Liberal hippie types seem to like nancy movies like The English Patient. I watched that. I even tried to like it. But for heaven’s sake…

Then there was Sex and the City, Sisterhood of the Travelling Pants, Steel Magnolias, etc, etc, etc, ad infinitum. Meaningful stuff, apparently, about relationships and stuff.

Us blokey conservative types like movies where things actually happen, where there is a story.

So Machete, which features Danny Trejo and Robert de Niro, should be a must on the viewing list. Maybe not a blockbuster, but a solid box office performer.

Nope.

Unfortunately, Machete is another example of a Hollywood director forgetting why people pay money to go to the movies.

To be entertained. Not to be lectured.

I’m not the only one who thinks so:

“Machete,” which opened nationwide Sept. 3, is as politically charged as a film can be without the words “Michael” or “Moore” attached. It doesn’t just argue in favor of letting illegal immigrants become U.S. citizens. It paints politicians who support enforcing the borders as cold-blood killers, sub-humans we should squash like insects.

And that’s … OK. My biggest beef with the film is that it’s borderline awful. Being a right-leaning film critic means you get used to absorbing film messages that clash with your own principles. You see it, note it, and then move on.

Yep. There are lots of well made films with political messages I don’t like. There are even video games with messages I don’t like, but still play.

I love Flower, for example. That is about as nancy a game as you’ll ever find. You are a petal, floating about bringing colour to tired landscapes, setting windmills in motion, etc.

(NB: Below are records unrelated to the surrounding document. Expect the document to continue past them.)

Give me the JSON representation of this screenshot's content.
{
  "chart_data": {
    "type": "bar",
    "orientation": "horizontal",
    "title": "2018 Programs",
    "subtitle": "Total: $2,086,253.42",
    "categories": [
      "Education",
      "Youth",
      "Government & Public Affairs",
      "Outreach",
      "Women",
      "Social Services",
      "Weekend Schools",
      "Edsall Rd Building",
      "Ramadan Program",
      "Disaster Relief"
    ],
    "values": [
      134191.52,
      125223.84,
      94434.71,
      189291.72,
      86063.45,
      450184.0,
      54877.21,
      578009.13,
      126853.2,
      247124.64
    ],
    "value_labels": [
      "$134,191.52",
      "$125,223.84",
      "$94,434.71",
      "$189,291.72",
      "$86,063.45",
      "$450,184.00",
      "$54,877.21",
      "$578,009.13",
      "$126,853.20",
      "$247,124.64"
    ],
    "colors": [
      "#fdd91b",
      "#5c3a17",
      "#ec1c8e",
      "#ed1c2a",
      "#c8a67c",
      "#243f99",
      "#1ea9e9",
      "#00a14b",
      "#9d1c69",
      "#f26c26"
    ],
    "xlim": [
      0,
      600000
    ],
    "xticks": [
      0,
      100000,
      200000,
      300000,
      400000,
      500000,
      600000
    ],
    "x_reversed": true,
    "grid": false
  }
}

But it’s fun.

But no film can be fun when everything grinds to a halt every few minutes so one of the characters can nag you about how dreadful America is, and how it should let anyone in who wants to come, granting them full benefits and rights of citizenship.

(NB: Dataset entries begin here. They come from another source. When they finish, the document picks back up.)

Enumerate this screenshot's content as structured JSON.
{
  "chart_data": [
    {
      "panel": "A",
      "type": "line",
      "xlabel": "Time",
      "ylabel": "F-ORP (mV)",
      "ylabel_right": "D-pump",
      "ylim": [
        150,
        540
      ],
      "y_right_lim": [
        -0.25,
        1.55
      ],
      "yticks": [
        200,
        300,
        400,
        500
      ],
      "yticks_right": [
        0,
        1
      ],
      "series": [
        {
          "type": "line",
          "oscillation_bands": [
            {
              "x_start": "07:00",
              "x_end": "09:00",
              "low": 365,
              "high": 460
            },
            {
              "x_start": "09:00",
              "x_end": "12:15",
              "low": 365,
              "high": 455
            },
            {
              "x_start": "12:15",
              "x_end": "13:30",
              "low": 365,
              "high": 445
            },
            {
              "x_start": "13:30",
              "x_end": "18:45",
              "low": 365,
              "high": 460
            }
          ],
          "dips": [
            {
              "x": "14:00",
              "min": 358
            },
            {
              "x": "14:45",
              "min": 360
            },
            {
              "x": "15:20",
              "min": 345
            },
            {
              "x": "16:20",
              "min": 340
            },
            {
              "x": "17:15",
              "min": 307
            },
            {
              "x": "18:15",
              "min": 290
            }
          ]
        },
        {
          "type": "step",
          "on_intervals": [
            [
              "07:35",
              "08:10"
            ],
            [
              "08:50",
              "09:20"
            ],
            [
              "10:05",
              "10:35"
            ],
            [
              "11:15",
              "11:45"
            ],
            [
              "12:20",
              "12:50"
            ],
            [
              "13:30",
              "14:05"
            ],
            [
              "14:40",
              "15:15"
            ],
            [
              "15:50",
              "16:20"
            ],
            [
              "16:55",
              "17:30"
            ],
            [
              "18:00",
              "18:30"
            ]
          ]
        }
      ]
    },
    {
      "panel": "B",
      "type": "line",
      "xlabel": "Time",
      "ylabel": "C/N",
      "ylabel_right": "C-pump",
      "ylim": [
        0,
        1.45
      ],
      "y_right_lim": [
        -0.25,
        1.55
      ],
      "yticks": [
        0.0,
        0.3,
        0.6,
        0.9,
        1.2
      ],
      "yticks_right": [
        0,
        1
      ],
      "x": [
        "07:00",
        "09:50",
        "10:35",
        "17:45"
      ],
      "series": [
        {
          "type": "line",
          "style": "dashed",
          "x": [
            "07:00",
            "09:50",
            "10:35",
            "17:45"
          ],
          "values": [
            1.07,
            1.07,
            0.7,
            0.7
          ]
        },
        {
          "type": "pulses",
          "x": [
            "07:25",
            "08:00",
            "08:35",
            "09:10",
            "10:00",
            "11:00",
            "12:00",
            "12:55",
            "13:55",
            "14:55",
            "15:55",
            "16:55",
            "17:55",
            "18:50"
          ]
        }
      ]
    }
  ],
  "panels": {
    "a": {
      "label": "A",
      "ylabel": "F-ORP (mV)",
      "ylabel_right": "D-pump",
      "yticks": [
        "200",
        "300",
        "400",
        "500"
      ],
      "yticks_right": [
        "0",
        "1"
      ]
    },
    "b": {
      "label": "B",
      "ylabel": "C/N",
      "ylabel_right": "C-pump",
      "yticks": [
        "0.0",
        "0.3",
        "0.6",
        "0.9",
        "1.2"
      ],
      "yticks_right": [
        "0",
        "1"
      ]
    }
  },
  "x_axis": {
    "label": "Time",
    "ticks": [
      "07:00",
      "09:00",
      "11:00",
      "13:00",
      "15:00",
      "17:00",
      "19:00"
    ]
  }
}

Note to Australian directors: If you want people to watch your films, stop nagging!

She Wants to Look Attractive

She goes out of her way to look attractive. Her employers reward her for looking attractive.

But woe betide any man who finds her attractive.

NFL security officials are investigating the conduct of New York Jets players after complaints by Reporter Ines Sainz that players wolf whistled and hooted at her when she interviewed team members in their locker room.

This is she:

Ines Sainz Annoyed at Men Looking at Her

So let me get this straight.

A woman who goes out of her way to look attractive to men goes into a locker room where men are getting changed, having showers, etc, and then is outraged and her feelings hurt because some of the players whistle at her?

This comment from Lori Ziganto:

She chooses to look attractive. She wants to look attractive. Being attractive is, in fact, part of her image and it is actively pursued by her employer and Sainz herself. Yet, we are to be outrageously outraged – when men find her attractive? Here’s an estrogen-insider secret for all the politically correct, totally aghast at human nature people: most women want to feel pretty and they want to hear you say it. Hence, her clothing that accentuates all her, um, “positives.” It doesn’t make men evil and it doesn’t somehow magically remove the woman’s ability to do her job.

Teachable Moment: If you truly don’t want to be ogled and whistled at, don’t, you know, go into a male locker room sporting a camel toe.